I'm having a really funky time issue with Windows 10 at the moment, that I've never experienced before. It is really baking my noodle.
I noticed last night that my Windows clock was out of sync, which is unusual. It seemed to be about an hour behind. I didn't think much of it at the time and just hit the sync button to correct the time.
Today when I booted my PC after coming home from work the time was completely messed up, saying something like 9:XX PM when in reality it was around 4 PM. The date was correct if I remember correctly. I synced the time once again and went for a walk with my wife and kids. A couple of hours later the clock was off once again by roughly 30 minutes.
Now I've monitored this a bit more closely and time seems to desync/change suddenly instead of gaining/losing time gradually.
At 6:56 PM the clock jumped back to 6:24 PM at which point I sync'd again. Following 7:59 PM the clock changed to 7 PM instead of 8 PM. At 9:21 PM the clock changed to 8:21 PM, losing exactly an hour again. WTF?
Date is never lost, only time jumps around. I've noticed no other weird system behaviour and malware scans come up clean.
Can a CMOS battery result in this weird behaviour? Because I put in a new CMOS battery just last year where the old one died - it was a clear cut case because the UEFI BIOS had to be reset due to lost settings every time I powered on the computer before it would boot. The PC otherwise worked flawlessly with the dead battery for a few days until I put in a new replacement battery that fixed the issue.

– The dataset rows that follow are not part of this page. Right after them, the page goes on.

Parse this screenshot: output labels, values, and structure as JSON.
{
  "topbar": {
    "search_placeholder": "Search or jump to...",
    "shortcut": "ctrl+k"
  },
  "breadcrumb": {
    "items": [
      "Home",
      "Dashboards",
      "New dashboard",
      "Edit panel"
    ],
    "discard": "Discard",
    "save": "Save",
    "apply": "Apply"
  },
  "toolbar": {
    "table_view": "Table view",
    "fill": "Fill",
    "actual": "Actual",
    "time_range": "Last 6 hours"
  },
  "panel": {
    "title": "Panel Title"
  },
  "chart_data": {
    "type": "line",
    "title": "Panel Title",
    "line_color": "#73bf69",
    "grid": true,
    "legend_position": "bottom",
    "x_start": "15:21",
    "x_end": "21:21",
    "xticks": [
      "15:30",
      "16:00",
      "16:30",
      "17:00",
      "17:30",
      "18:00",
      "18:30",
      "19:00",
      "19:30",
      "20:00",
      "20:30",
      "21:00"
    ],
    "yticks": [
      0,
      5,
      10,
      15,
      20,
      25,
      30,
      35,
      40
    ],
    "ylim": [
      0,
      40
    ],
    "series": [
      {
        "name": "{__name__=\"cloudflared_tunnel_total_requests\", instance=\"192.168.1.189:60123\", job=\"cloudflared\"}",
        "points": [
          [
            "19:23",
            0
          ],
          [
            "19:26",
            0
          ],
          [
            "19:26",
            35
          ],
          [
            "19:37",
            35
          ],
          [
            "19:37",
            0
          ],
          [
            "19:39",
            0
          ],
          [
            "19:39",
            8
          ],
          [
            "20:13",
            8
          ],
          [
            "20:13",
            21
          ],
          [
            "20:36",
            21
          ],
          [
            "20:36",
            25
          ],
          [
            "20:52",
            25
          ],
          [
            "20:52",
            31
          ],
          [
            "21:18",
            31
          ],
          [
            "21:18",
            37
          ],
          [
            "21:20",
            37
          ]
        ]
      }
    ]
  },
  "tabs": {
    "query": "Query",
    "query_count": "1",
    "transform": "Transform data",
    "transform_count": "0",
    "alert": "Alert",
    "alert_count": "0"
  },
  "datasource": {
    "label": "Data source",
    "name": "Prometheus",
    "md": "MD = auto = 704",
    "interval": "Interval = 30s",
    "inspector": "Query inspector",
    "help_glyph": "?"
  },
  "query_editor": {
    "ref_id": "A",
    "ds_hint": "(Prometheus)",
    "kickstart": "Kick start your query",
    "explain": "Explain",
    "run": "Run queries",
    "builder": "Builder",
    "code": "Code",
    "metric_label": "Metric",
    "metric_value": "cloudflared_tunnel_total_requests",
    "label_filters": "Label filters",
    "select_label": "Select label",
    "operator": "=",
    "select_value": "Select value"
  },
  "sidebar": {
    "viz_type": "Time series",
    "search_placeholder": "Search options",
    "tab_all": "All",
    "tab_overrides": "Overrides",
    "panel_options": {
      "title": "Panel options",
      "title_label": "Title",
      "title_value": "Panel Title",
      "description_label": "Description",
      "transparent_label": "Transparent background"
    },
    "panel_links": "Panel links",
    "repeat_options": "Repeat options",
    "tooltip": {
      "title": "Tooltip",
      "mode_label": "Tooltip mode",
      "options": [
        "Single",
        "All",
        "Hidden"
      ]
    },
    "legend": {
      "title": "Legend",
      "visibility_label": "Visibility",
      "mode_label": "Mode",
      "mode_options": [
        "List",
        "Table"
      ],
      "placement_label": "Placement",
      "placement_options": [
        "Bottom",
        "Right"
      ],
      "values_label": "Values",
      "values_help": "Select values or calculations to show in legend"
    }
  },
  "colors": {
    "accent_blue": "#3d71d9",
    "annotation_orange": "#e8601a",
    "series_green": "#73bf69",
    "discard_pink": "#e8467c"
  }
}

I've tried all the bla bla bla unregister/register WT32 dlls and services. Set the Windows Time Service to automatic. Changed time.windows.com to time.nist.gov. - and I'm still temporally challenged in Windows.
What to do?
Edit: And... at around 10:28 PM the clock lost precisely an hour again.
Edit 2: I powered down my PC 0:23 AM (power off at wall socket as well, like I always do) and this morning I entered the BIOS before loading Windows and the time was 0:23 AM with the correct, current date. So time did not update at all, but it's not like it is losing the date or other BIOS settings. Dafuq?
I found a very old cnet thread with the exact same issue. Unfortunately there's no final update or resolution.
https://www.cnet.com/forums/discussions/date-time-doesn-t-update-when-computer-is-turned-off-548455/
Edit 3: It looks like I might have resolved this Chrono Conundrum. I'm not entirely sure what exactly was wrong, but I took out the CMOS battery and replaced it with a brand new one after 5 minutes of leaving the system without a battery. I loaded the optimised default settings in the BIOS and booted the system. Now my PC hasn't lost time in over 4 hours. Maybe it just needed a time out/reset, I'm not sure the change of battery was necessary as the old one was just a year old - but since I took it out I could just as well stick a completely new one in there.